Kubernetes (often abbreviated as K8s) is an open‑source container orchestration platform originally developed by Google and released in 2014. It automates the deployment, scaling, and management of containerized applications, providing a powerful platform for handling large‑scale container clusters.
Kubernetes Architecture
Kubernetes follows a master‑worker distributed architecture. The control plane (master) consists of several components that manage the desired state of the cluster, while worker nodes run the actual workloads.
+--------------------+ +----------------+
| API Server |<------->| etcd |
+--------------------+ +----------------+
|
+---------+---------+
| Scheduler |
+--------------------+
|
+--------------------------+
| Worker Node |
+--------------------------+
| kubelet | kube-proxy | CRI |
| Pod (multiple containers) |
+--------------------------+Control Plane Components
The control plane includes the API Server, Scheduler, Controller Manager, and etcd.
API Server is the central entry point for all cluster operations, exposing a RESTful API used by kubectl, UI tools, and controllers. It handles authentication, authorization, admission control, and data validation.

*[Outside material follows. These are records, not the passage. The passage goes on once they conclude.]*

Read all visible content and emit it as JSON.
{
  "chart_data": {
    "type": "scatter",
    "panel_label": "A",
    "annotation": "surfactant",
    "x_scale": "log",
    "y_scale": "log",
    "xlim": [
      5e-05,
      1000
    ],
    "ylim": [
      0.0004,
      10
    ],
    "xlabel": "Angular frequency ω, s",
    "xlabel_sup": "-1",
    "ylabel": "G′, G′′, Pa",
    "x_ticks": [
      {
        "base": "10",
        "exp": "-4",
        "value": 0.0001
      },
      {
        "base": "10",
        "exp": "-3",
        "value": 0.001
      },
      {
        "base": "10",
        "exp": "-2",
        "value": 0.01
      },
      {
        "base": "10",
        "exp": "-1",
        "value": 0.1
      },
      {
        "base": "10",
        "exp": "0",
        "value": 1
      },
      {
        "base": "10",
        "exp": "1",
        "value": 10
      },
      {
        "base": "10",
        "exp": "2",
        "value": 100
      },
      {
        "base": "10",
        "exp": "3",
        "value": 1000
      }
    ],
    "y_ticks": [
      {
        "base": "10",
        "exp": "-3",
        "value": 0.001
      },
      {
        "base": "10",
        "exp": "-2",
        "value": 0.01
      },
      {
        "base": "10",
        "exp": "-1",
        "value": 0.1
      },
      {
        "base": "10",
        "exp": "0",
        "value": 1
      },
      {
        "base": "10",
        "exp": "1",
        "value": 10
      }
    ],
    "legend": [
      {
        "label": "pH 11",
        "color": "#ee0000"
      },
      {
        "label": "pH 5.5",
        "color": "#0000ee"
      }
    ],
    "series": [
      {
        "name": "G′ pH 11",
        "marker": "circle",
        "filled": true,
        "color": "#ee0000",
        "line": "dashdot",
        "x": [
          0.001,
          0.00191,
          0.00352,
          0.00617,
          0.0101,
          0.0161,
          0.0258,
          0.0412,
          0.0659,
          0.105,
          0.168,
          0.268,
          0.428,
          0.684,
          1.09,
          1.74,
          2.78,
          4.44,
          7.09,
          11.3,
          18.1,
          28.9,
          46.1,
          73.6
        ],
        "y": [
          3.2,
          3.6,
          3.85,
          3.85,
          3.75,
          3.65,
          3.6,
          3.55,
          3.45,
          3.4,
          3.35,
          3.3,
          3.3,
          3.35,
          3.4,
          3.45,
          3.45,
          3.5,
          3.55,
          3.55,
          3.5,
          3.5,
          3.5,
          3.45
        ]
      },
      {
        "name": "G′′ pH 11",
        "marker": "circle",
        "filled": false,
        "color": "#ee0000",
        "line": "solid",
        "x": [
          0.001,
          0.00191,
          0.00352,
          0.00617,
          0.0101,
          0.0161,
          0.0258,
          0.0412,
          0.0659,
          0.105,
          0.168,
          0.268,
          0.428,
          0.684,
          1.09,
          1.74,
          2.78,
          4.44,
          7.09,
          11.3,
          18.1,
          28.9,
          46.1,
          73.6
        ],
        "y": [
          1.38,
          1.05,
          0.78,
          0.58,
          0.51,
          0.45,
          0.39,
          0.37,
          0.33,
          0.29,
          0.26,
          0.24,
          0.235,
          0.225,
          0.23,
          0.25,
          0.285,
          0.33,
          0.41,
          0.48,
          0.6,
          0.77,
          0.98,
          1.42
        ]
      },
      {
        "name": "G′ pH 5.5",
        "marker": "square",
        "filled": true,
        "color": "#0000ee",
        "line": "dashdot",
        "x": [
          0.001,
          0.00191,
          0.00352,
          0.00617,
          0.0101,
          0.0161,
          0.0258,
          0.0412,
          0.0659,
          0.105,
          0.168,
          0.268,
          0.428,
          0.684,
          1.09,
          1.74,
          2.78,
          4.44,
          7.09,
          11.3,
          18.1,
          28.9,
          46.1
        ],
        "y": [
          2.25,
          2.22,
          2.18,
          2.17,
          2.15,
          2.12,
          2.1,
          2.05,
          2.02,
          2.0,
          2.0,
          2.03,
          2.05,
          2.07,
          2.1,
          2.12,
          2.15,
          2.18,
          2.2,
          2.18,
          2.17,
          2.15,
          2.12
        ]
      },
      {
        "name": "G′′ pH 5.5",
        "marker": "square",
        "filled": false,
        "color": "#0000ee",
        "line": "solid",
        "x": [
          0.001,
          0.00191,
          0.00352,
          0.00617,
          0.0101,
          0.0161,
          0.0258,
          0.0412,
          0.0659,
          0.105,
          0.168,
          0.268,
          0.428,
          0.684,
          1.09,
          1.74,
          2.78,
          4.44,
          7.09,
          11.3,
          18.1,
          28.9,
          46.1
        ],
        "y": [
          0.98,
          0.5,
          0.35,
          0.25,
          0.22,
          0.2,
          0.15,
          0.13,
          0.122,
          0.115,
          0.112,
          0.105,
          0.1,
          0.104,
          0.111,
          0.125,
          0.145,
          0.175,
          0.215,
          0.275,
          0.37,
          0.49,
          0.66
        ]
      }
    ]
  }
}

Scheduler assigns Pods to suitable Nodes. Its scheduling process consists of three steps:
Filtering – discard nodes that lack sufficient resources or do not meet constraints.
Scoring – rank remaining nodes using priority functions.
Binding – bind the Pod to the selected Node.
Controller Manager runs a set of controllers that continuously monitor the cluster state and act to achieve the desired state. It includes controllers such as:
ReplicaSetController – manages replica sets.
NodeController – detects node failures.
JobController, DaemonSetController, etc. kube-controller-manager is the binary that implements this component.
etcd is a distributed key‑value store that holds the entire cluster state. It supports high availability through multiple replicas and uses the Raft consensus algorithm to ensure consistency.
Worker Node Components
Each worker node runs the following agents:
kubelet – an agent that ensures Pods run as defined, managing container lifecycles on the node.
kube-proxy – implements Service load balancing and network proxying by maintaining network rules that forward traffic to the appropriate Pods.
Container Runtime – the software that actually runs containers, such as Docker or containerd.
Kubernetes Workflow
The overall workflow proceeds as follows:
User issues commands with kubectl, which communicate with the API Server.
The API Server stores the desired cluster state in etcd.
The Controller Manager watches the state and takes actions to reconcile the actual state with the desired state.
The Scheduler selects an appropriate Node for each Pod.
Kubelet on the chosen Node creates and manages the Pod and its containers.
kube-proxy sets up network rules to provide Service load balancing.
Through the coordinated operation of these components, Kubernetes achieves automated deployment, scaling, and management of containerized applications.